Throughout the trial, the reactor exhibited stable hydraulic performance with no detectable pressure buildup or clogging, indicating efficient mass transfer and the mechanical robustness of the immobilized matrix. As shown in Figure 10b, the specific activity of TcDAEase gradually decreased by about 30% (from 6.5 to 4.5 U·g⁻¹), and the substrate conversion rate declined from 26.0 ± 1.2% to 22.5 ± 1.1%. These results confirm the long-term operational stability and excellent performance of the immobilized TcDAEase system for continuous, food-grade D-allulose production.

This system notably outperformed previously reported immobilized enzyme platforms. For instance, Takeshita et al. [22] achieved a 60-day operation using 200 g of immobilized D-tagatose 3-epimerase (70 U·g⁻¹), yielding only 20 kg of D-allulose at pH 7.0. Yoshihara et al. [13] reported continuous production using DAEase from Arthrobacter globiformis immobilized on an ion-exchange resin, which produced 215 kg of D-allulose per liter of catalyst over four months at 55 °C and pH 7.5.

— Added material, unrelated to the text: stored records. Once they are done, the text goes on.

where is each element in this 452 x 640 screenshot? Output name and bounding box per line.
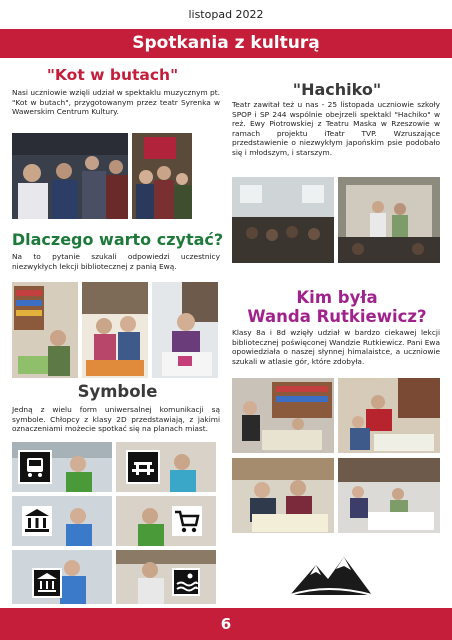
hachiko-hall-photo [232,177,334,263]
kot-text: Nasi uczniowie wzięli udział w spektaklu muzycznym pt. "Kot w butach", przygotowanym przez teatr Syrenka w Wawerskim Centrum Kultury. [12,88,220,117]
czytac-photo-1 [12,282,78,378]
czytac-photo-2 [82,282,148,378]
bank-sign-icon [22,506,52,536]
kim-title-line2: Wanda Rutkiewicz? [247,307,427,326]
czytac-text: Na to pytanie szukali odpowiedzi uczestnicy niezwykłych lekcji bibliotecznej z panią Ewą. [12,252,220,271]
kot-title: "Kot w butach" [46,66,179,84]
mountain-logo-icon [288,553,374,599]
page-number: 6 [220,615,232,633]
bus-sign-icon [18,450,52,484]
kot-group-photo [132,133,192,219]
footer-bar [0,608,452,640]
symbole-photo-3 [12,496,112,546]
kim-title-line1: Kim była [296,288,378,307]
kim-photo-1 [232,378,334,453]
symbole-photo-6 [116,550,216,604]
issue-date: listopad 2022 [188,8,264,21]
kim-title [232,288,442,326]
hachiko-stage-photo [338,177,440,263]
symbole-photo-2 [116,442,216,492]
kim-text: Klasy 8a i 8d wzięły udział w bardzo ciekawej lekcji bibliotecznej poświęconej Wandzie Rutkiewicz. Pani Ewa opowiedziała o naszej słynnej himalaistce, a uczniowie szukali w atlasie gór, które zdobyła. [232,328,440,366]
symbole-text: Jedną z wielu form uniwersalnej komunikacji są symbole. Chłopcy z klasy 2D przedstawiają, z jakimi oznaczeniami możecie spotkać się na planach miast. [12,405,220,434]
czytac-title: Dlaczego warto czytać? [11,230,224,249]
kot-audience-photo [12,133,128,219]
shopping-cart-icon [172,506,202,536]
czytac-photo-3 [152,282,218,378]
symbole-photo-1 [12,442,112,492]
picnic-sign-icon [126,450,160,484]
hachiko-text: Teatr zawitał też u nas - 25 listopada uczniowie szkoły SPOP i SP 244 wspólnie obejrzeli spektakl "Hachiko" w reż. Ewy Piotrowskiej z Teatru Maska w Rzeszowie w ramach projektu iTeatr TVP. Wzruszające przedstawienie o niezwykłym japońskim psie podobało się i młodszym, i starszym. [232,100,440,157]
symbole-photo-4 [116,496,216,546]
symbole-photo-5 [12,550,112,604]
hachiko-title: "Hachiko" [292,80,382,99]
banner-title: Spotkania z kulturą [132,33,320,53]
kim-photo-3 [232,458,334,533]
museum-sign-icon [32,568,62,598]
swimming-sign-icon [172,568,200,596]
kim-photo-4 [338,458,440,533]
kim-photo-2 [338,378,440,453]
symbole-title: Symbole [77,382,158,401]
header-banner [0,29,452,58]
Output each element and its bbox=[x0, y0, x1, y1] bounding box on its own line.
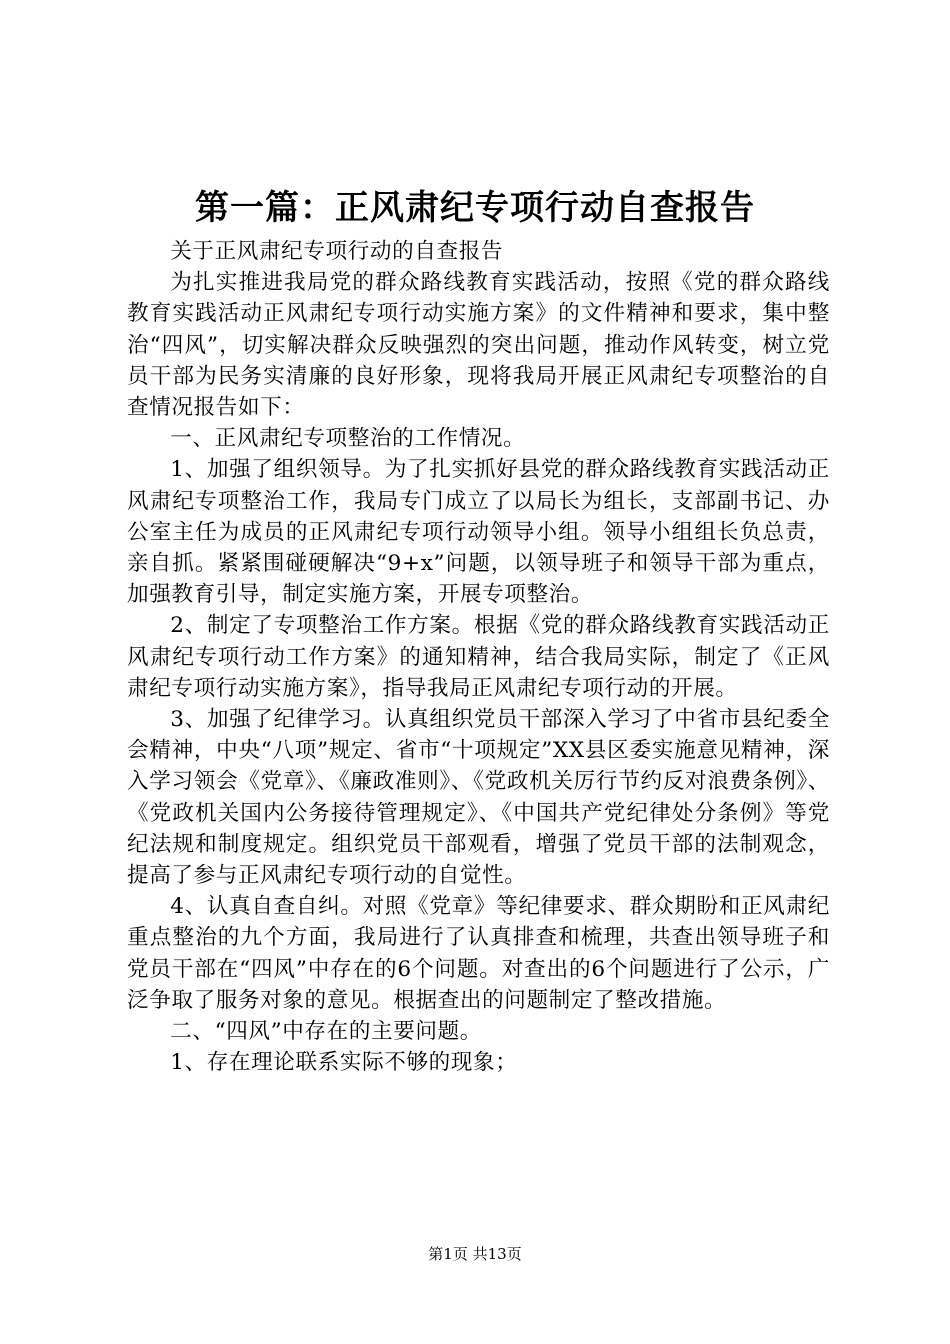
section-heading-main-problems: 二、“四风”中存在的主要问题。 bbox=[170, 1019, 482, 1045]
paragraph-item-1: 1、加强了组织领导。为了扎实抓好县党的群众路线教育实践活动正风肃纪专项整治工作，我局专门成立了以局长为组长，支部副书记、办公室主任为成员的正风肃纪专项行动领导小组。领导小组组长负总责，亲自抓。紧紧围碰硬解决“9+x”问题，以领导班子和领导干部为重点，加强教育引导，制定实施方案，开展专项整治。 bbox=[127, 457, 830, 608]
paragraph-problem-1: 1、存在理论联系实际不够的现象； bbox=[170, 1050, 518, 1076]
paragraph-report-subtitle: 关于正风肃纪专项行动的自查报告 bbox=[170, 239, 504, 264]
paragraph-item-2: 2、制定了专项整治工作方案。根据《党的群众路线教育实践活动正风肃纪专项行动工作方案》的通知精神，结合我局实际，制定了《正风肃纪专项行动实施方案》，指导我局正风肃纪专项行动的开展。 bbox=[127, 613, 830, 701]
document-title: 第一篇：正风肃纪专项行动自查报告 bbox=[195, 188, 755, 228]
paragraph-item-3: 3、加强了纪律学习。认真组织党员干部深入学习了中省市县纪委全会精神，中央“八项”规定、省市“十项规定”XX县区委实施意见精神，深入学习领会《党章》、《廉政准则》、《党政机关厉行节约反对浪费条例》、《党政机关国内公务接待管理规定》、《中国共产党纪律处分条例》等党纪法规和制度规定。组织党员干部观看，增强了党员干部的法制观念，提高了参与正风肃纪专项行动的自觉性。 bbox=[127, 707, 830, 889]
page-number-footer: 第1页 共13页 bbox=[428, 1245, 522, 1263]
paragraph-item-4: 4、认真自查自纠。对照《党章》等纪律要求、群众期盼和正风肃纪重点整治的九个方面，我局进行了认真排查和梳理，共查出领导班子和党员干部在“四风”中存在的6个问题。对查出的6个问题进行了公示，广泛争取了服务对象的意见。根据查出的问题制定了整改措施。 bbox=[127, 894, 830, 1013]
section-heading-work-status: 一、正风肃纪专项整治的工作情况。 bbox=[170, 426, 526, 452]
paragraph-introduction: 为扎实推进我局党的群众路线教育实践活动，按照《党的群众路线教育实践活动正风肃纪专项行动实施方案》的文件精神和要求，集中整治“四风”，切实解决群众反映强烈的突出问题，推动作风转变，树立党员干部为民务实清廉的良好形象，现将我局开展正风肃纪专项整治的自查情况报告如下： bbox=[127, 270, 830, 421]
document-body bbox=[127, 236, 830, 1078]
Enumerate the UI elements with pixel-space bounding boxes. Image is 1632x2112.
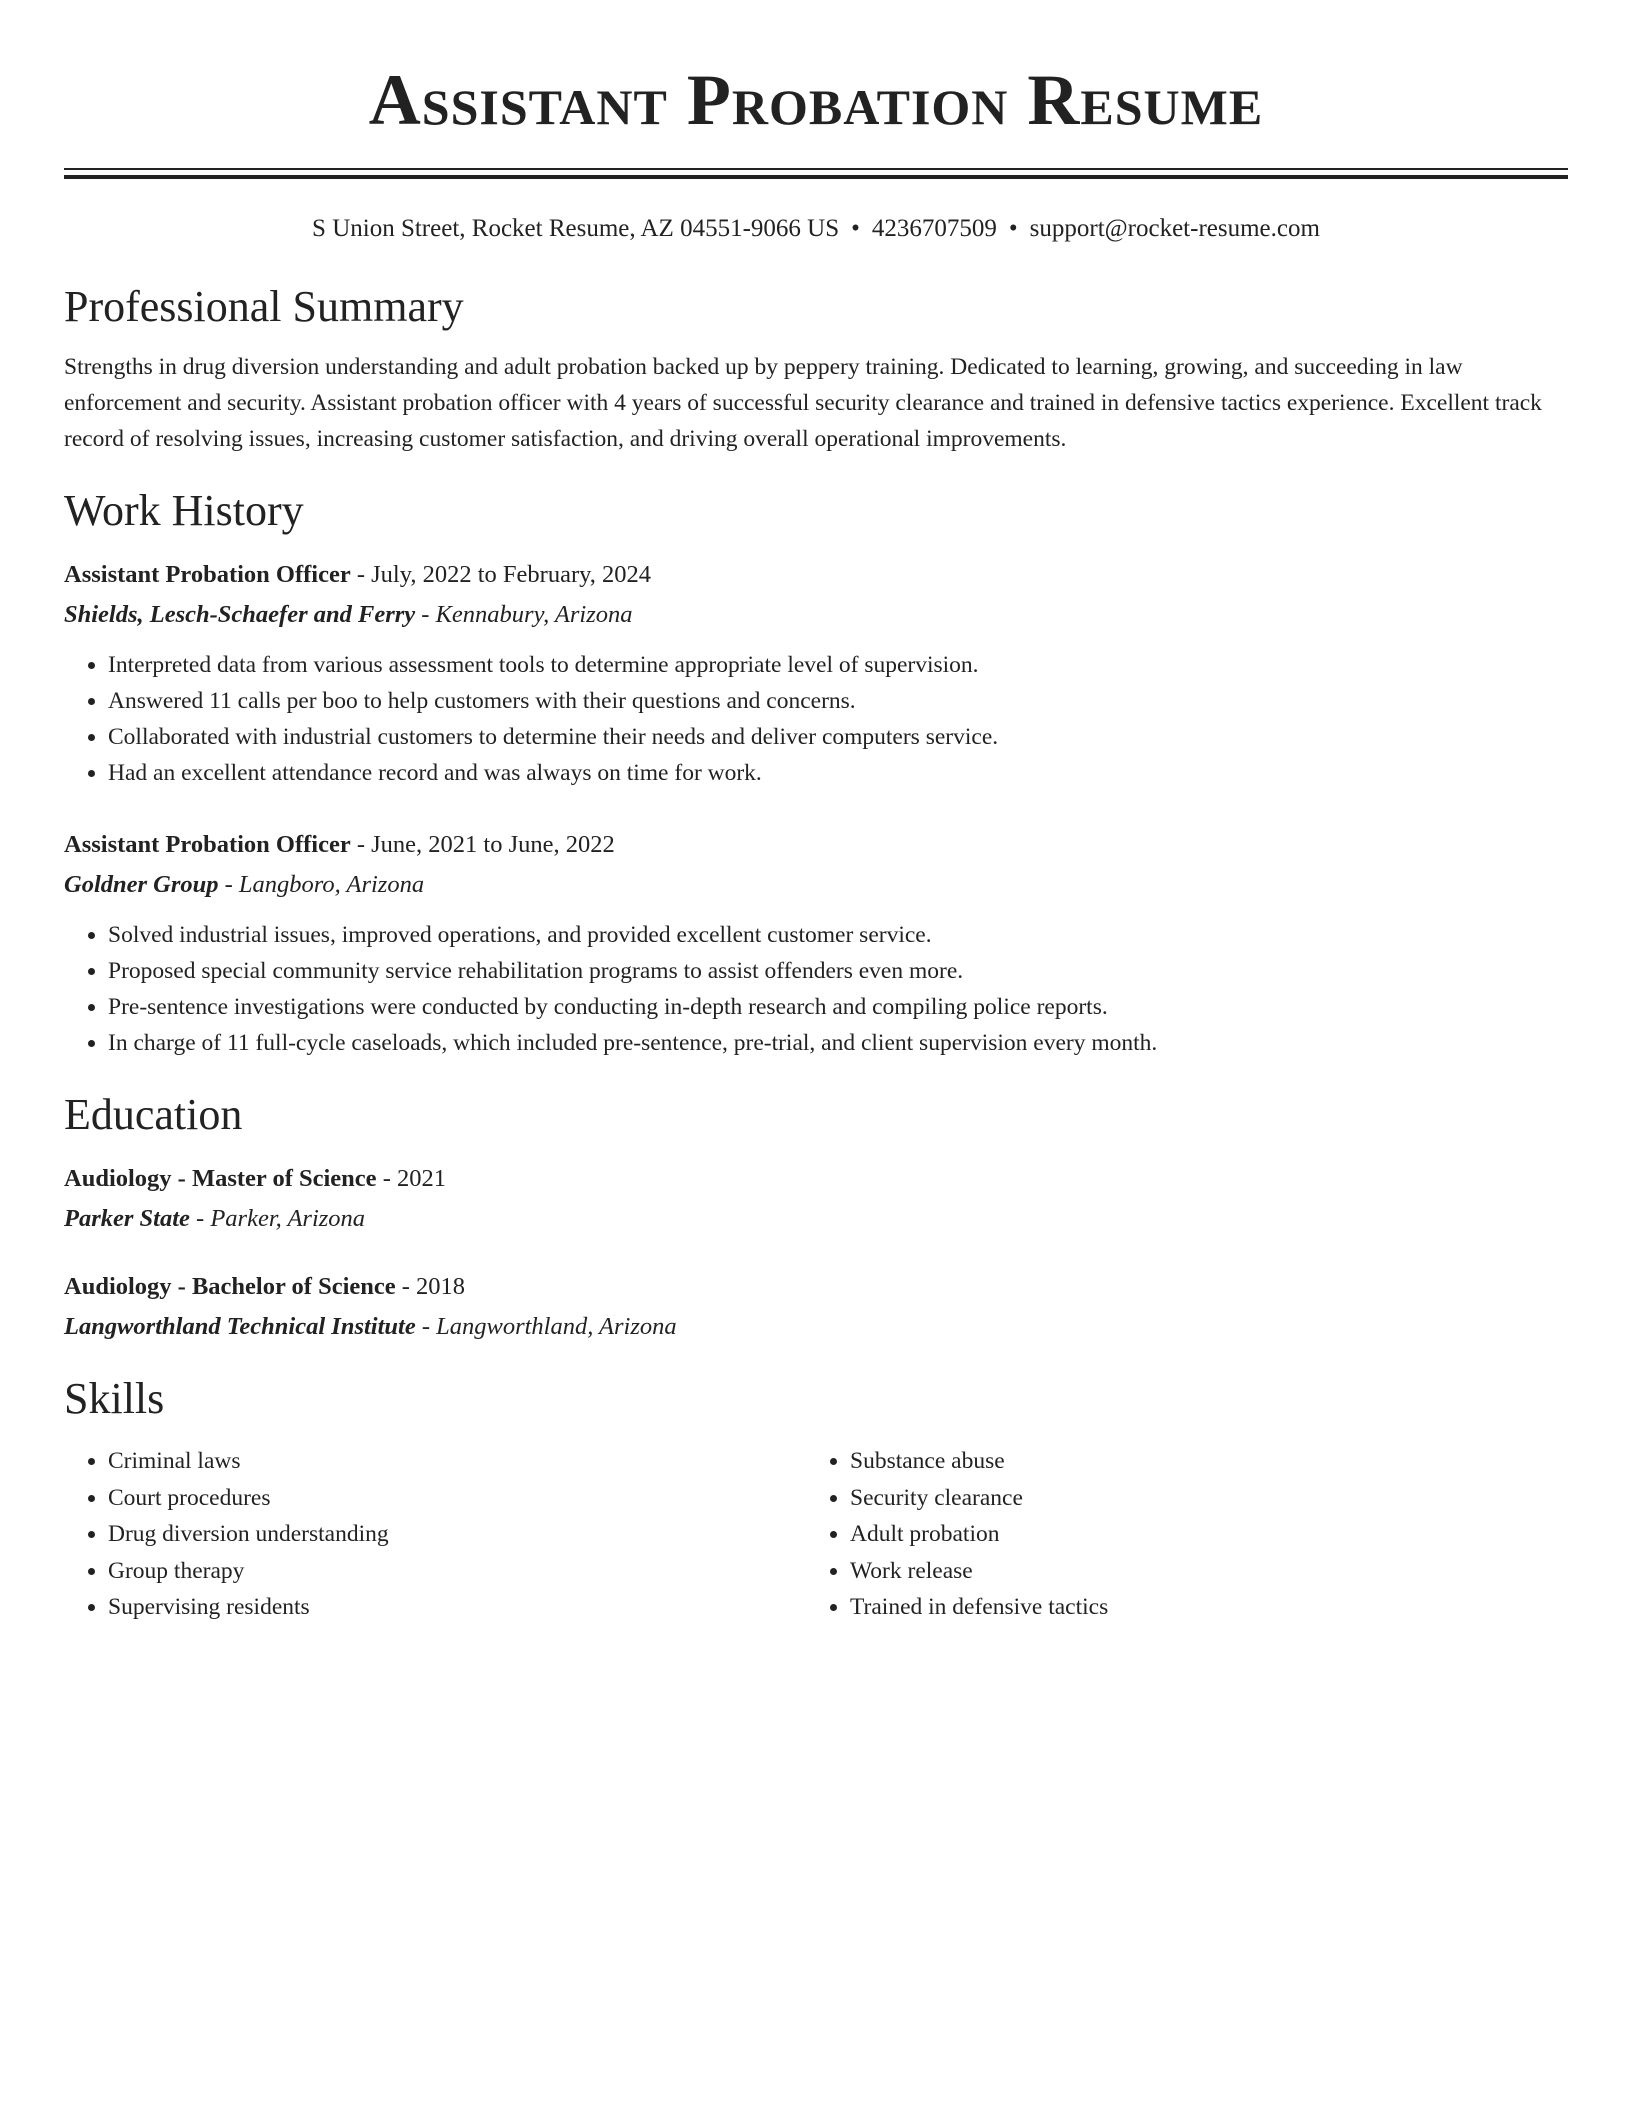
education-school: Langworthland Technical Institute: [64, 1313, 416, 1340]
job-header: [64, 827, 1568, 863]
list-item: • In charge of 11 full-cycle caseloads, which included pre-sentence, pre-trial, and client supervision every month.: [108, 1025, 1568, 1061]
job-duties-list: [64, 647, 1568, 791]
education-entry: [64, 1161, 1568, 1237]
skills-list: [64, 1443, 806, 1626]
list-item: • Pre-sentence investigations were conducted by conducting in-depth research and compiling police reports.: [108, 989, 1568, 1025]
education-header: [64, 1161, 1568, 1197]
list-item: • Trained in defensive tactics: [850, 1589, 1548, 1626]
skills-heading: Skills: [64, 1374, 165, 1423]
job-employer: [64, 867, 1568, 903]
education-year: - 2021: [376, 1165, 446, 1192]
skills-grid: [64, 1443, 1568, 1626]
summary-heading: Professional Summary: [64, 282, 464, 331]
job-dates: - July, 2022 to February, 2024: [350, 561, 652, 588]
education-school-line: [64, 1201, 1568, 1237]
job-title: Assistant Probation Officer: [64, 561, 351, 588]
list-item: • Solved industrial issues, improved operations, and provided excellent customer service.: [108, 917, 1568, 953]
list-item: • Interpreted data from various assessment tools to determine appropriate level of supervision.: [108, 647, 1568, 683]
summary-text: Strengths in drug diversion understanding and adult probation backed up by peppery training. Dedicated to learning, growing, and succeeding in law enforcement and security. Assistant probation officer with 4 years of successful security clearance and trained in defensive tactics experience. Excellent track record of resolving issues, increasing customer satisfaction, and driving overall operational improvements.: [64, 354, 1542, 452]
list-item: • Group therapy: [108, 1553, 806, 1590]
education-heading: Education: [64, 1090, 243, 1139]
list-item: • Drug diversion understanding: [108, 1516, 806, 1553]
list-item: • Work release: [850, 1553, 1548, 1590]
list-item: • Supervising residents: [108, 1589, 806, 1626]
education-location: - Langworthland, Arizona: [415, 1313, 677, 1340]
job-location: - Langboro, Arizona: [218, 871, 425, 898]
job-duties-list: [64, 917, 1568, 1061]
job-dates: - June, 2021 to June, 2022: [350, 831, 615, 858]
list-item: • Criminal laws: [108, 1443, 806, 1480]
job-header: [64, 557, 1568, 593]
contact-phone: 4236707509: [871, 215, 997, 242]
skills-column-right: [806, 1443, 1548, 1626]
contact-email: support@rocket-resume.com: [1029, 215, 1320, 242]
job-title: Assistant Probation Officer: [64, 831, 351, 858]
education-degree: Audiology - Bachelor of Science: [64, 1273, 396, 1300]
education-degree: Audiology - Master of Science: [64, 1165, 377, 1192]
list-item: • Had an excellent attendance record and was always on time for work.: [108, 755, 1568, 791]
job-employer: [64, 597, 1568, 633]
list-item: • Adult probation: [850, 1516, 1548, 1553]
list-item: • Court procedures: [108, 1480, 806, 1517]
list-item: • Security clearance: [850, 1480, 1548, 1517]
education-entry: [64, 1269, 1568, 1345]
education-location: - Parker, Arizona: [189, 1205, 366, 1232]
job-company: Shields, Lesch-Schaefer and Ferry: [64, 601, 416, 628]
skills-list: [806, 1443, 1548, 1626]
job-company: Goldner Group: [64, 871, 219, 898]
list-item: • Substance abuse: [850, 1443, 1548, 1480]
job-location: - Kennabury, Arizona: [415, 601, 633, 628]
resume-title: Assistant Probation Resume: [368, 60, 1264, 140]
list-item: • Collaborated with industrial customers to determine their needs and deliver computers service.: [108, 719, 1568, 755]
contact-separator: •: [851, 215, 860, 242]
list-item: • Answered 11 calls per boo to help customers with their questions and concerns.: [108, 683, 1568, 719]
contact-line: [64, 213, 1568, 245]
work-history-heading: Work History: [64, 486, 304, 535]
contact-address: S Union Street, Rocket Resume, AZ 04551-9066 US: [312, 215, 840, 242]
education-school: Parker State: [64, 1205, 190, 1232]
job-entry: [64, 827, 1568, 1061]
skills-column-left: [64, 1443, 806, 1626]
contact-separator: •: [1008, 215, 1018, 242]
education-school-line: [64, 1309, 1568, 1345]
title-divider: [64, 168, 1568, 179]
list-item: • Proposed special community service rehabilitation programs to assist offenders even more.: [108, 953, 1568, 989]
education-year: - 2018: [395, 1273, 466, 1300]
job-entry: [64, 557, 1568, 791]
education-header: [64, 1269, 1568, 1305]
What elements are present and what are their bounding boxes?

Collectively, these findings underscore the scalability, durability, and industrial viability of the TcDAEase-based biocatalytic system for large-scale, continuous D-allulose manufacturing under food-compatible conditions.

4. Conclusions

In this study, we systematically investigated the catalytic properties and industrial potential of a thermostable D-allulose 3-epimerase (TcDAEase) from Thermogemmatispora carboxidivorans. The enzyme exhibited outstanding thermostability, broad pH tolerance, and high catalytic activity toward D-allulose and D-fructose, even in the absence of metal ion supplementation. Among the tested cofactors, food-grade Mg²⁺ significantly enhanced enzymatic activity, emphasizing the suitability of TcDAEase for food-grade rare sugar production. To improve practical applicability, TcDAEase was immobilized on a chitosan–diatomaceous earth matrix, resulting in favorable activity recovery and excellent operational stability. The immobilized biocatalyst achieved an activity recovery of 48.7% ± 2.4% and retained 90.3% ± 1.5% of its initial activity after seven consecutive cycles. Remarkably, the immobilized enzyme enabled continuous D-allulose production in a packed-bed reactor for 150 days with minimal decline (approximately 4%) in conversion efficiency, outperforming several previously reported systems. These results demonstrate that the integration of enzyme thermostability, food-compatible activation, and cost-effective immobilization offers a promising strategy for the scalable and sustainable production of D-allulose.